概要
向島(むかいしま)は、広島県尾道市に属する瀬戸内海の島で、芸予諸島の最北端に位置します。面積は約23.31平方キロメートル、人口はおよそ2万2千人と、しまなみ海道が結ぶ島々のなかでも生活感のある賑わいをもつ島です。尾道の市街地とは幅わずかな尾道水道を挟んで向かい合い、渡船に乗ればほんの数分で対岸へ渡れる近さが魅力。造船の島として発展した歴史をもちながら、島の内陸には段々畑や柑橘園が広がり、瀬戸内らしいのどかな風景が今も息づいています。
見どころ
- ●標高283.2メートルの高見山から望む瀬戸内海と島々の大パノラマ
- ●尾道の街並みと向島を隔てる狭い尾道水道と行き交う渡船の風景
- ●しまなみ海道(西瀬戸自動車道)が貫く芸予諸島最北端の島の立地
- ●造船の島の活気と柑橘園が広がる内陸ののどかさが同居する島の表情
歴史・背景
向島は古くから瀬戸内海の海上交通の要衝に位置し、対岸の尾道とともに港町の文化を育んできました。

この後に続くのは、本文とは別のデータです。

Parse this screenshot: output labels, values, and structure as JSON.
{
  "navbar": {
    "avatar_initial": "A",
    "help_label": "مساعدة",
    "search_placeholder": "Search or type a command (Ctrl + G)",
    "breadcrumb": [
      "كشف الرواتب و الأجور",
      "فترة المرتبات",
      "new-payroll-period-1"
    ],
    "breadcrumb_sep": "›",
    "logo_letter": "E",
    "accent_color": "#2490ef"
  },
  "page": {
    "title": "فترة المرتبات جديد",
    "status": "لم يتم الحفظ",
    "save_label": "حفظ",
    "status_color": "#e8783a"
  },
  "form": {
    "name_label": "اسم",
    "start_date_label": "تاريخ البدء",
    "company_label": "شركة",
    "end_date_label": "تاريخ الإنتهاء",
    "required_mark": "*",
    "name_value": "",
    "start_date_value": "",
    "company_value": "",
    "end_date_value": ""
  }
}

近代以降は造船業が島の基幹産業として根づき、造船所や関連工場が海沿いに連なる工業の島としての顔をもちます。一方で島の中心部では柑橘栽培をはじめとする農業が続けられ、産業と自然が共存する暮らしが受け継がれてきました。本州と四国を結ぶ西瀬戸自動車道(しまなみ海道)が島を貫くようになってからは、サイクリングの島としても知られるようになっています。
アクセス
北緯34.38度・東経133.20度付近、広島県尾道市に位置します。尾道の市街地からは尾道水道を渡る渡船が最も手軽で、乗船時間はごく短く、対岸との行き来が日常的に行われています。車やしまなみ海道のサイクリングルートを使えば橋を渡って島へ入ることもできます。ダイヤや発着場の詳細は変わることがあるため、最新の運航情報は公式情報で確認をおすすめします。
ベストシーズン
温暖な瀬戸内海式気候に恵まれ、一年を通して穏やかな島旅が楽しめます。柑橘の実る秋から冬にかけては島の農園がいろどりを増し、しまなみ海道のサイクリングには気候の安定した春と秋が特におすすめです。夏は海辺の景色と潮風が心地よく、季節ごとに違った瀬戸内の表情に出会えます。
地図
34.3833, 133.2000 · Wikidata
モデルコース
- 1尾道市街から渡船に乗り、数分の船旅で向島へ上陸する
- 2海沿いの造船所の風景を眺めながら島の港町の雰囲気を歩く
- 3高見山へ登り、展望台から尾道水道と瀬戸内の多島美を一望する
- 4内陸の柑橘園やのどかな里の道をめぐり、しまなみ海道を望んで締めくくる
豆知識
💡 島の最高峰は標高283.2メートルの高見山で、山頂の展望台からは尾道水道や瀬戸内海に浮かぶ島々を一望できます。尾道の対岸というロケーションから、映画やドラマのロケ地としても親しまれてきました。